The New York Times reported that the complaints began to surface in late April when about a dozen residents in either North Olmsted or neighboring Fairview Park alerted authorities to their problems … which may be a low representative sample if you consider how few people probably report garage door problems to the police.
The local NBC affiliate took on the task of sniffing out the cause, hiring a retired engineer to use a spectrum analyzer to survey the area. When that yielded no clues, local electric and cable service providers did some sleuthing of their own.
When a city councilperson alerted the community that they’d discovered the cause, it turned out to be something nobody really expected: the mysterious frequency was apparently coming from the home of a local inventor.

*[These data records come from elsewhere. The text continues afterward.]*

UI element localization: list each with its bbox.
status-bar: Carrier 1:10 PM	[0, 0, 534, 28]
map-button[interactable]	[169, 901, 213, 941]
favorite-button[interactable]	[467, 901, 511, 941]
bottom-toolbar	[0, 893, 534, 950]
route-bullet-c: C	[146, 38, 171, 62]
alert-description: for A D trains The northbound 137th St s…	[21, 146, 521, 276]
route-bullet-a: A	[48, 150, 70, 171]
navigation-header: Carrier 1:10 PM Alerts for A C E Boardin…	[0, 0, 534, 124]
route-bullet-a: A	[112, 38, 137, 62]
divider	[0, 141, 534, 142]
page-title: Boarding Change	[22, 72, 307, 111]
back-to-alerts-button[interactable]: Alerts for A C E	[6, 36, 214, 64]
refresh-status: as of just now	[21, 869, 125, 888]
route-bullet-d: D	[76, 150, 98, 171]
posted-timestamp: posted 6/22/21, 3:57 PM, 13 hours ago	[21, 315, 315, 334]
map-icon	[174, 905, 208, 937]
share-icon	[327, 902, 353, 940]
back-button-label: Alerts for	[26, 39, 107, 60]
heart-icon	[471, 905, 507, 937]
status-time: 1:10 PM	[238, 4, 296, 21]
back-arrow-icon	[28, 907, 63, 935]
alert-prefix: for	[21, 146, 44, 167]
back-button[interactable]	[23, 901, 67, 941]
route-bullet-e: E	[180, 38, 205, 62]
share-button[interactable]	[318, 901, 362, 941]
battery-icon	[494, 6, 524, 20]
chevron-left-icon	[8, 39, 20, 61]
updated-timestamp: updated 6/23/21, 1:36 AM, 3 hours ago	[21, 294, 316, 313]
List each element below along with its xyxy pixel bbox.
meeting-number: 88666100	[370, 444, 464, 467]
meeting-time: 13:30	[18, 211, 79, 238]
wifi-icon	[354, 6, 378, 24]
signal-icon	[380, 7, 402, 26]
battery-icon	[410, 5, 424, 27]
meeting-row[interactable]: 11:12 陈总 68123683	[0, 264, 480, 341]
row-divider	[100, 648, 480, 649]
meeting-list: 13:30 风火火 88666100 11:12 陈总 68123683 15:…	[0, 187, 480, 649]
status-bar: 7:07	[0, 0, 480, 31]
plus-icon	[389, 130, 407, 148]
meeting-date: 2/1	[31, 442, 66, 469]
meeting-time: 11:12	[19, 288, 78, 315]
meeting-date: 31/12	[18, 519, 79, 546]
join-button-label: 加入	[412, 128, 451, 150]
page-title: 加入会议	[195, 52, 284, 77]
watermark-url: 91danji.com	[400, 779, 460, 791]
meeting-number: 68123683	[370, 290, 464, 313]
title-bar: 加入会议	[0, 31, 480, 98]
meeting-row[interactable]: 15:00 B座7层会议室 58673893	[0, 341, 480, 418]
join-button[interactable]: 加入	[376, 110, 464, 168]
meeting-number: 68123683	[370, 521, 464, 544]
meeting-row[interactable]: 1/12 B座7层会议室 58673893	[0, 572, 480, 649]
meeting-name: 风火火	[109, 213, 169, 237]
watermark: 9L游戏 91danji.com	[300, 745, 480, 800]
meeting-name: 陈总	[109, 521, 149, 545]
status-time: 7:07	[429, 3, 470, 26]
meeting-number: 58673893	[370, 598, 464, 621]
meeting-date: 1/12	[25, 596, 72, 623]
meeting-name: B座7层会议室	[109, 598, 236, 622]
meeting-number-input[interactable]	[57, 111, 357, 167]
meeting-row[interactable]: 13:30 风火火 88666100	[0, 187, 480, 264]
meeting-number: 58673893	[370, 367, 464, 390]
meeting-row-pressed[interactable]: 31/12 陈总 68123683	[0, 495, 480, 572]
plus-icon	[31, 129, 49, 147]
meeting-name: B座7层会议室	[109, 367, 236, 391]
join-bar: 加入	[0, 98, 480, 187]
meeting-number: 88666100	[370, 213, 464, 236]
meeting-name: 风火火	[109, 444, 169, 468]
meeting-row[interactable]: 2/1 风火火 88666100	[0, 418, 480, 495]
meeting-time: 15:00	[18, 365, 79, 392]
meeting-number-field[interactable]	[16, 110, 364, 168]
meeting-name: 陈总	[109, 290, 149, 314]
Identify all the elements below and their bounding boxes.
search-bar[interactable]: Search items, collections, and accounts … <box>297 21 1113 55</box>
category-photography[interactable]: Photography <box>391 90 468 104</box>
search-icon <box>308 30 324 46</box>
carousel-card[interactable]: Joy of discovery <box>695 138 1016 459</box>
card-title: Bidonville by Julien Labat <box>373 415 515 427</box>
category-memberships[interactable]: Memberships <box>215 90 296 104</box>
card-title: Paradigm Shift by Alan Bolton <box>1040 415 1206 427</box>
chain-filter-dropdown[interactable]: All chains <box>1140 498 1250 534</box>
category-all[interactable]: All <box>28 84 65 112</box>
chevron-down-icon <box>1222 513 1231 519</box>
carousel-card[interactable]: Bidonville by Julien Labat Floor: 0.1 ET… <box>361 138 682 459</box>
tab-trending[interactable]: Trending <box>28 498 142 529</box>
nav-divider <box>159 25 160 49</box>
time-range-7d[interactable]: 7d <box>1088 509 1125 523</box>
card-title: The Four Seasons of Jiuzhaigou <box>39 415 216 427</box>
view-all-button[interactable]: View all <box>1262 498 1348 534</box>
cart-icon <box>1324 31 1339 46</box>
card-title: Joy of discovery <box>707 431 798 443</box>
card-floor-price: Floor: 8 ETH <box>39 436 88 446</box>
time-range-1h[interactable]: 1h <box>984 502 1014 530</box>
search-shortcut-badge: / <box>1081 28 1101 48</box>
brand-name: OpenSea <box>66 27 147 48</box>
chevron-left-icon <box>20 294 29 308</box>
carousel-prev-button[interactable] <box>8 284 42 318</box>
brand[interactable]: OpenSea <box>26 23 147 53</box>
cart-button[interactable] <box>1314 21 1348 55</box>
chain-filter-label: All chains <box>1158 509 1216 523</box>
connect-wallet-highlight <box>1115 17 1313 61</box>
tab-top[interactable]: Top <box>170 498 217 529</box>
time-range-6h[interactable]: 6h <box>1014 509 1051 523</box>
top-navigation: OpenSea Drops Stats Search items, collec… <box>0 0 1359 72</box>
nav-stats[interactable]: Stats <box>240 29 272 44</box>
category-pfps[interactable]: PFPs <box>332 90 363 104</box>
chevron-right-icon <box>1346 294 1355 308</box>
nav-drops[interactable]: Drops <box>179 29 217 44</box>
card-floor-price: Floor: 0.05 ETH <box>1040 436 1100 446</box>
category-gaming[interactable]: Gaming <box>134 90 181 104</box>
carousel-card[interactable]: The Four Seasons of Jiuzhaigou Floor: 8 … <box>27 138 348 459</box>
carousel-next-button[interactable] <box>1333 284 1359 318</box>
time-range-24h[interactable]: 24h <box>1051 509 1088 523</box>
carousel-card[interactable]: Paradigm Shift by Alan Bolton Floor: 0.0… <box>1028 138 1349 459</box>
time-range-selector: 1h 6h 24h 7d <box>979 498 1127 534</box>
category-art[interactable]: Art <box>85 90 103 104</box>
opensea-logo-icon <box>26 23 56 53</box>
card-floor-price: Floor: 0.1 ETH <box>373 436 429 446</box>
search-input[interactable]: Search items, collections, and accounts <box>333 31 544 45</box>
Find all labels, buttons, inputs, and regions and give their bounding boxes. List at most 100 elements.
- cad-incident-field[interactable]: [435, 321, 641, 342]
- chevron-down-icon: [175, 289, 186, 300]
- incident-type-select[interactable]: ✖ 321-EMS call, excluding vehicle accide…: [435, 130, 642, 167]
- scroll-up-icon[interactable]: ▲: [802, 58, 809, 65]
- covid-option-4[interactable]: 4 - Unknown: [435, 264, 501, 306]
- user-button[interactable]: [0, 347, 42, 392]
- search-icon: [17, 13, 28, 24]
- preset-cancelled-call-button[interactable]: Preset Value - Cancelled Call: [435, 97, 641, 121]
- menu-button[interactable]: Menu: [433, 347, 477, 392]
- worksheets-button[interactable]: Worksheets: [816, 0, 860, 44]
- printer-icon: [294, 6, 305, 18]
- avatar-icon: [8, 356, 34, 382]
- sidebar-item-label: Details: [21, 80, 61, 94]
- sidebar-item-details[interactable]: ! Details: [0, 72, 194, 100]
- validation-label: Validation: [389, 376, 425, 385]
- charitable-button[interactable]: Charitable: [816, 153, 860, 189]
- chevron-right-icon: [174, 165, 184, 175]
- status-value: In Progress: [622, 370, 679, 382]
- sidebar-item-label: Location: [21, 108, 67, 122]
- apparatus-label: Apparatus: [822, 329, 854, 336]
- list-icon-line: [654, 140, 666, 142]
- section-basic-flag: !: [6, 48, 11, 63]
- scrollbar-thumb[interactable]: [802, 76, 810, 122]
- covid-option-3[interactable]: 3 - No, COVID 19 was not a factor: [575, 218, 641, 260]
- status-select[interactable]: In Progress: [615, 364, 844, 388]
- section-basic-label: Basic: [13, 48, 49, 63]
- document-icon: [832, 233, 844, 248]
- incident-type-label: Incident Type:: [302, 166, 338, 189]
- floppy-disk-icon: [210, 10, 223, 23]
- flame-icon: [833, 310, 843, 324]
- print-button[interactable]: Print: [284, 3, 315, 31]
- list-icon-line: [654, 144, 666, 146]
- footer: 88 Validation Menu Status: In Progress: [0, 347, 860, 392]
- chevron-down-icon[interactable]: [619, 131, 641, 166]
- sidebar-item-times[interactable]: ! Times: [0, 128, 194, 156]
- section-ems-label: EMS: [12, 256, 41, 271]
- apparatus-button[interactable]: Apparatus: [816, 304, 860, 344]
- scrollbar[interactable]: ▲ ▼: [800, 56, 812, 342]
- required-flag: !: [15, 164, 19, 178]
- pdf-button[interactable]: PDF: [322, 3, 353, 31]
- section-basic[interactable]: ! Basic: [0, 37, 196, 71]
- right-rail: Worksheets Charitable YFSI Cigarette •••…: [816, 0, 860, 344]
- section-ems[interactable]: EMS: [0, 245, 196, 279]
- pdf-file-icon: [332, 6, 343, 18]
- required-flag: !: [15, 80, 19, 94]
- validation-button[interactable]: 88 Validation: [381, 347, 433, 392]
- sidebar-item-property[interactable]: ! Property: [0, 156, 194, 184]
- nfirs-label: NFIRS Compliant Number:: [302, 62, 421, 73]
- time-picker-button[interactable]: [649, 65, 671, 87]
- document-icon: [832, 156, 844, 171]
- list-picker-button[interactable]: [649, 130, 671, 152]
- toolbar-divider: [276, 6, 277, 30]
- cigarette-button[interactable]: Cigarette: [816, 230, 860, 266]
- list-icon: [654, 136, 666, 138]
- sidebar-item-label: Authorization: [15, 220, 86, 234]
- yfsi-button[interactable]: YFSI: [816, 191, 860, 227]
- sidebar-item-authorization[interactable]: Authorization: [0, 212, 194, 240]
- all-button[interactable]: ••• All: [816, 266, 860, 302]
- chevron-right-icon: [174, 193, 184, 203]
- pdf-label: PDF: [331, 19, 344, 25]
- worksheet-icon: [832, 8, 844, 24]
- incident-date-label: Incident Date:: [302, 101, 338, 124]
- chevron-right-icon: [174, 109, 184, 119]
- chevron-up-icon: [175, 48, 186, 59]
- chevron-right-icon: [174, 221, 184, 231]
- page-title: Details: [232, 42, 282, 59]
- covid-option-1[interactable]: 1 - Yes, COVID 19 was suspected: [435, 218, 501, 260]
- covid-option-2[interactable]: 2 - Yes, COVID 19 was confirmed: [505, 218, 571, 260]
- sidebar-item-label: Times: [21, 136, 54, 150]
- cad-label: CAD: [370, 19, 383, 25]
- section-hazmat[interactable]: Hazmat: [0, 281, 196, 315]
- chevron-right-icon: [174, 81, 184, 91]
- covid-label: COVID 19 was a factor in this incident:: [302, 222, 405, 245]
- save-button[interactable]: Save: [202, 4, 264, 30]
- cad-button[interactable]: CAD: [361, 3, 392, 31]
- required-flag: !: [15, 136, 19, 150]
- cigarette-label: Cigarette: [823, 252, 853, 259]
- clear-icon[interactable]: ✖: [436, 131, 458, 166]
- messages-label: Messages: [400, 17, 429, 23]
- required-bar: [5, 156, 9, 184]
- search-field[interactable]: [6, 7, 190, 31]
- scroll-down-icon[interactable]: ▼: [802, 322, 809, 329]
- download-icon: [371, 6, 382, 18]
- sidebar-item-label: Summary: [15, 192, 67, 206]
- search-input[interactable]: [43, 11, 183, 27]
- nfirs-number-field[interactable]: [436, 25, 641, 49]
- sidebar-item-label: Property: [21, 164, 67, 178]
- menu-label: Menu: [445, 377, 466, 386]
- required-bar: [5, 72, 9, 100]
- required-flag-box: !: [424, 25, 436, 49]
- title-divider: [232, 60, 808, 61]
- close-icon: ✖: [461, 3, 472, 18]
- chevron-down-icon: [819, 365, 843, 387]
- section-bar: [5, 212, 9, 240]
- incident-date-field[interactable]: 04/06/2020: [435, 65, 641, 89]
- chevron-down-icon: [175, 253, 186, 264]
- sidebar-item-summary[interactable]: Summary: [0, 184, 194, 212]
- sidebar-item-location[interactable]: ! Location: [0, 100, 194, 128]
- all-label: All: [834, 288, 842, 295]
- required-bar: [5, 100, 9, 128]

The man, whose name was kept confidential, had built the equivalent of a homemade Ring security system that would alert him if someone approached his home while he was tinkering in his basement workshop. A “volunteer electrical expert” had homed in on the frequency and knocked on the man’s door in order to inform him he’d been unwittingly disrupting access to cars and garages for weeks.
After he disabled the system, the conspiracy theories could be laid to rest, and life in sleepy North Olmsted probably got just a little less exciting.